Muhammad Zainul Millah
Kolomnis
Di Indonesia, terdapat banyak sekali ajaran tarekat yang dianut dan diamalkan oleh masyarakat. Umumnya dalam mengamalkan tarekat, mereka akan setia dan hanya mengikuti satu guru mursyid saja. Namun, ada juga beberapa orang yang berpindah-pindah dari satu tarekat ke tarekat lain karena beberapa alasan.
Tarekat merupakan pondasi mendasar dari Nahdlatul Ulama. Karena dalam sejarahnya, Islam masuk ke bumi Nusantara, dimulai dengan masuknya tarekat. Sejarah membuktikan bahwa agama Islam berkembang berkat jasa para ulama tasawuf.
Tarekat banyak muncul pada abad ke-6 dan ke-7 Hijriyah, ketika tasawuf menempati posisi penting dalam kehidupan umat Islam dan dijadikan sebagai filsafat hidup. Pada periode ini tasawuf memiliki aturan-aturan, prinsip, dan sistem khusus.
Dalam perkembangannya, tarekat menjadi semacam organisasi atau perguruan yang kegiatannya tidak hanya terbatas pada wirid dan dzikir, tetapi meluas pada masalah-masalah yang bersifat duniawi, seperti munculnya gerakan pemberontakan anti kolonial di akhir abad 19.
Di antara bentuk pemberontakan dari kelompok tarekat, misalnya pemberontakan terhadap pemerintah Belanda pada tahun 1888 M, di Banten oleh pengikut tarekat Qadiriyah wa Naqsyabandiyah dan pemberontakan di Sumatera Barat oleh pengikut tarekat Syattariyah pada tahun 1908 M. (Martin Van Bruinessen, Kitab Kuning, Pesantren dan Tarekat: Tradisi- tradisi Islam di Indonesia, (Bandung, Mizan: 1999), halaman 196).
Jumlah tarekat memang sangat banyak, tetapi kaum sufi mengelompokkannya menjadi dua, yaitu tarekat mu'tabarah (yang tersambung sanadnya kepada Nabi Muhammad saw), dan tarekat ghairu mu'tabarah (yang tidak tersambung sanadnya kepada Nabi Muhammad saw).
Untuk menghindari penyimpangan dalam ajarannya, NU meletakkan dasar-dasar tasawuf sesuai dengan khittah Ahlussunnah wal Jamaah. yaitu dengan mendasarkannya pada tasawuf Al-Ghazali, tauhid Asy'ariyyah dan Maturidiyyah, serta hukum fiqih sesuai dengan salah satu dari empat mazhab sunni.

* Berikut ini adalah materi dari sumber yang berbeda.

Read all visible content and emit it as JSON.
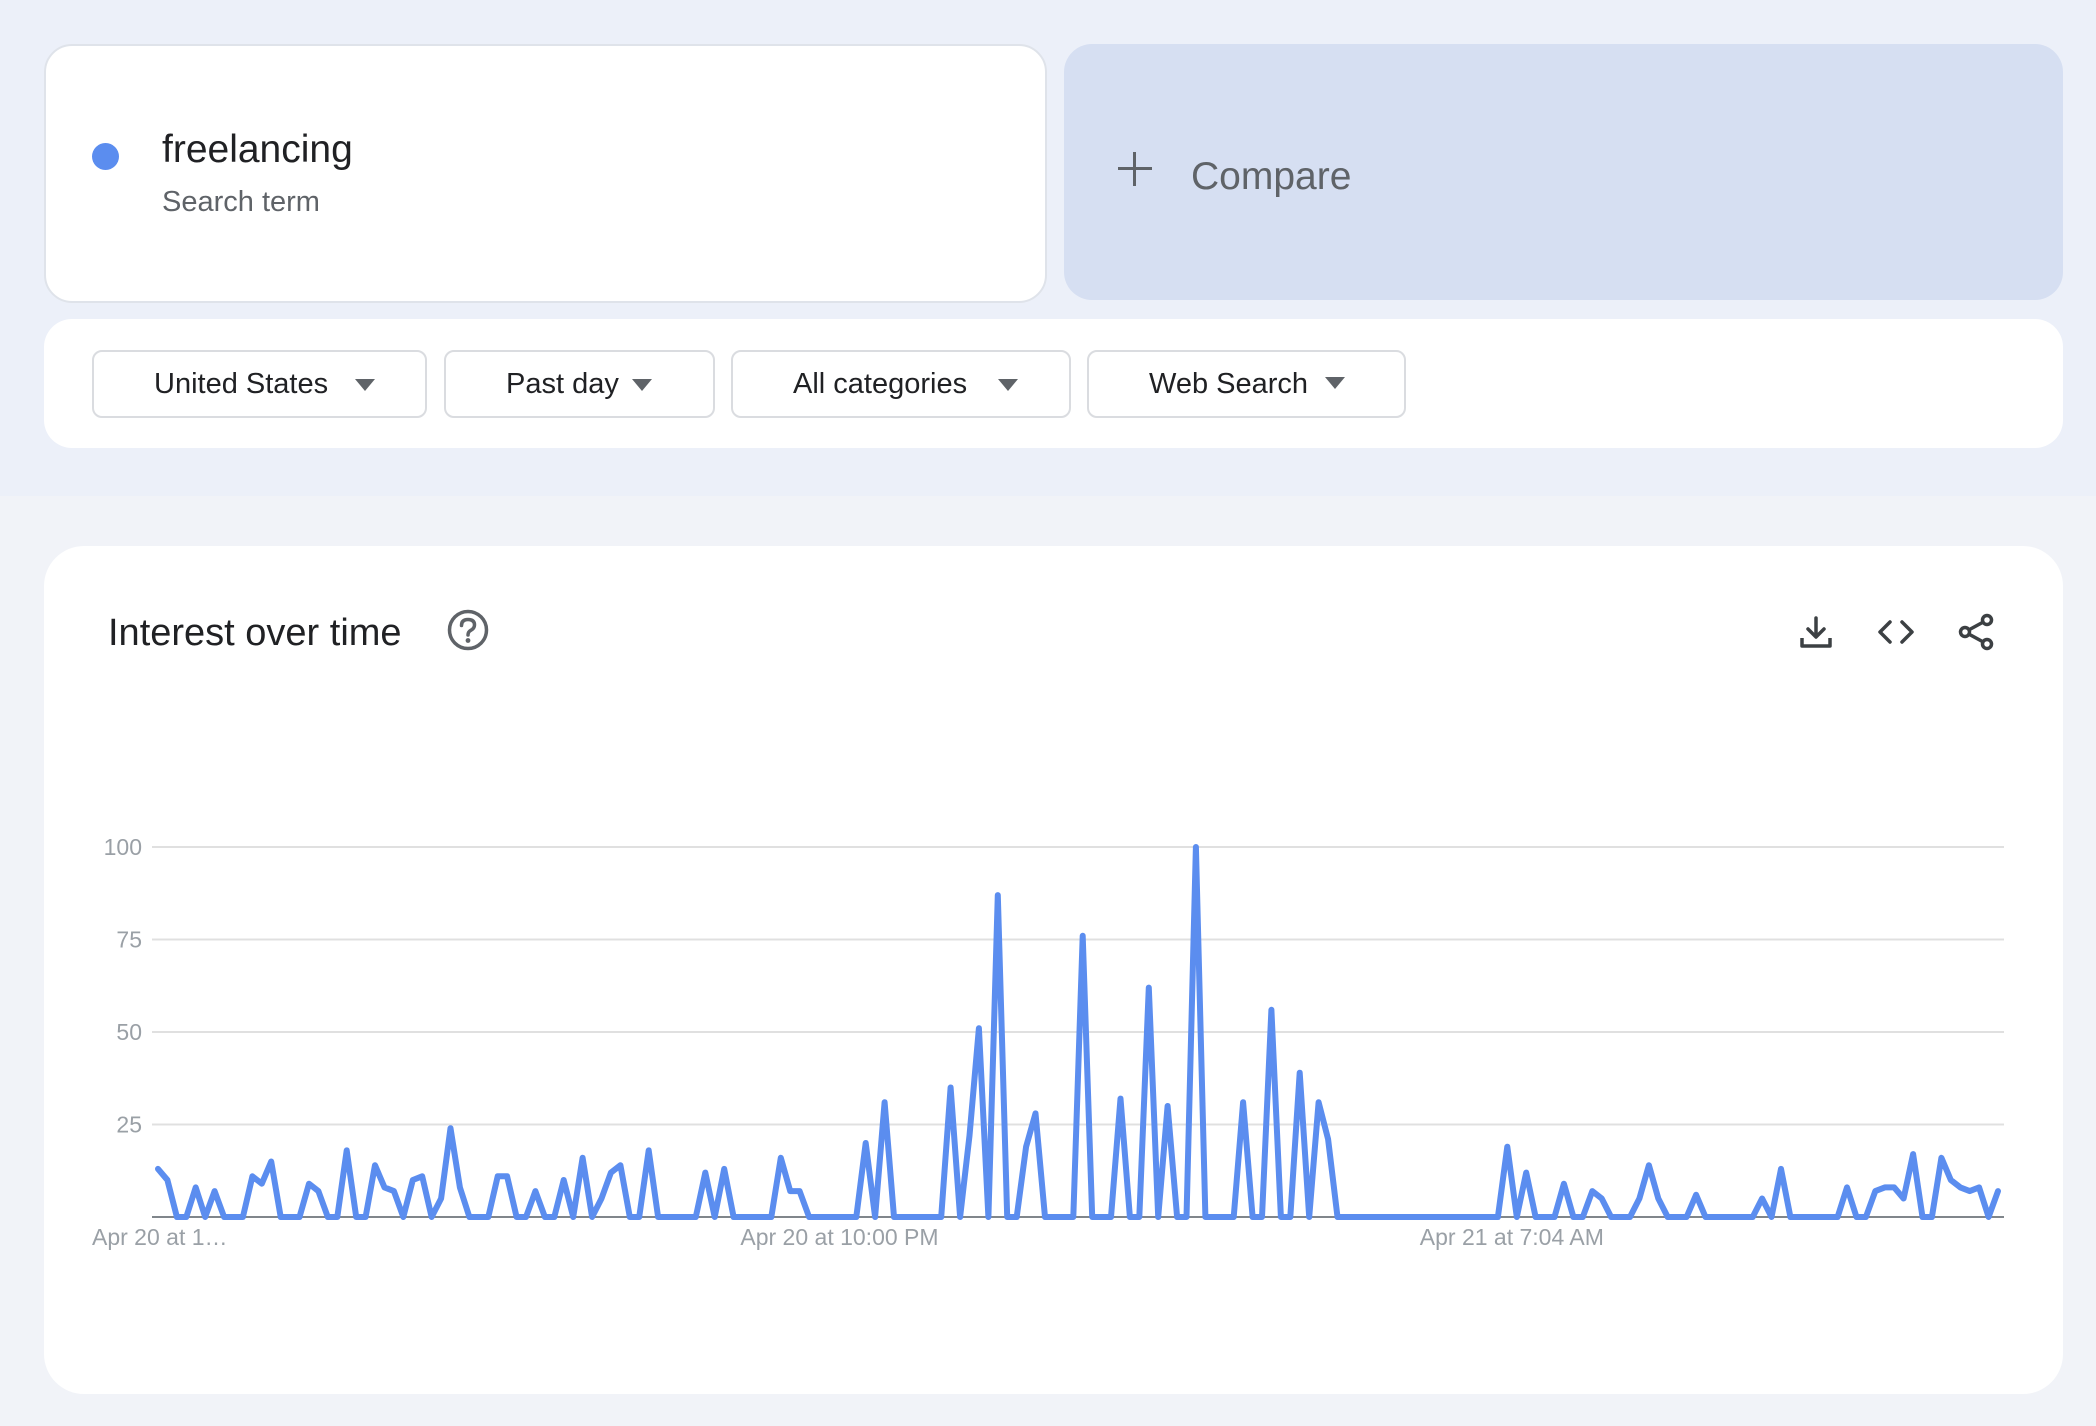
{
  "search_term": {
    "name": "freelancing",
    "type_label": "Search term",
    "dot_color": "#5b8def"
  },
  "compare": {
    "label": "Compare",
    "icon": "plus-icon"
  },
  "filters": [
    {
      "label": "United States",
      "icon": "caret-down-icon"
    },
    {
      "label": "Past day",
      "icon": "caret-down-icon"
    },
    {
      "label": "All categories",
      "icon": "caret-down-icon"
    },
    {
      "label": "Web Search",
      "icon": "caret-down-icon"
    }
  ],
  "interest_over_time": {
    "title": "Interest over time",
    "icons": [
      "help-circle-icon",
      "download-icon",
      "embed-code-icon",
      "share-icon"
    ]
  },
  "chart_data": {
    "type": "line",
    "ylim": [
      0,
      100
    ],
    "yticks": [
      25,
      50,
      75,
      100
    ],
    "grid": true,
    "line_color": "#5b8def",
    "x_tick_labels": [
      {
        "label": "Apr 20 at 1…",
        "index": 0
      },
      {
        "label": "Apr 20 at 10:00 PM",
        "index": 72
      },
      {
        "label": "Apr 21 at 7:04 AM",
        "index": 144
      }
    ],
    "series": [
      {
        "values": [
          13,
          10,
          0,
          0,
          8,
          0,
          7,
          0,
          0,
          0,
          11,
          9,
          15,
          0,
          0,
          0,
          9,
          7,
          0,
          0,
          18,
          0,
          0,
          14,
          8,
          7,
          0,
          10,
          11,
          0,
          5,
          24,
          8,
          0,
          0,
          0,
          11,
          11,
          0,
          0,
          7,
          0,
          0,
          10,
          0,
          16,
          0,
          5,
          12,
          14,
          0,
          0,
          18,
          0,
          0,
          0,
          0,
          0,
          12,
          0,
          13,
          0,
          0,
          0,
          0,
          0,
          16,
          7,
          7,
          0,
          0,
          0,
          0,
          0,
          0,
          20,
          0,
          31,
          0,
          0,
          0,
          0,
          0,
          0,
          35,
          0,
          22,
          51,
          0,
          87,
          0,
          0,
          19,
          28,
          0,
          0,
          0,
          0,
          76,
          0,
          0,
          0,
          32,
          0,
          0,
          62,
          0,
          30,
          0,
          0,
          100,
          0,
          0,
          0,
          0,
          31,
          0,
          0,
          56,
          0,
          0,
          39,
          0,
          31,
          21,
          0,
          0,
          0,
          0,
          0,
          0,
          0,
          0,
          0,
          0,
          0,
          0,
          0,
          0,
          0,
          0,
          0,
          0,
          19,
          0,
          12,
          0,
          0,
          0,
          9,
          0,
          0,
          7,
          5,
          0,
          0,
          0,
          5,
          14,
          5,
          0,
          0,
          0,
          6,
          0,
          0,
          0,
          0,
          0,
          0,
          5,
          0,
          13,
          0,
          0,
          0,
          0,
          0,
          0,
          8,
          0,
          0,
          7,
          8,
          8,
          5,
          17,
          0,
          0,
          16,
          10,
          8,
          7,
          8,
          0,
          7
        ]
      }
    ]
  }
}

Karena itu, pada bulan Rajab 1399 H, bertepatan dengan Juni 1979 M, dibentuk Jam'iyyah Ahlith Thariqah Al-Mu'tabarah An-Nahdliyyah (Jatman) untuk memberikan batas-batas kepada masyarakat tentang tarekat yang mu'tabarah dan ghairu mu'tabarah.
Kriteria kemu’tabaran sebuah tarekat dapat dilihat dari sanadnya yang muttashil (tersambung) sampai kepada Rasulullah saw.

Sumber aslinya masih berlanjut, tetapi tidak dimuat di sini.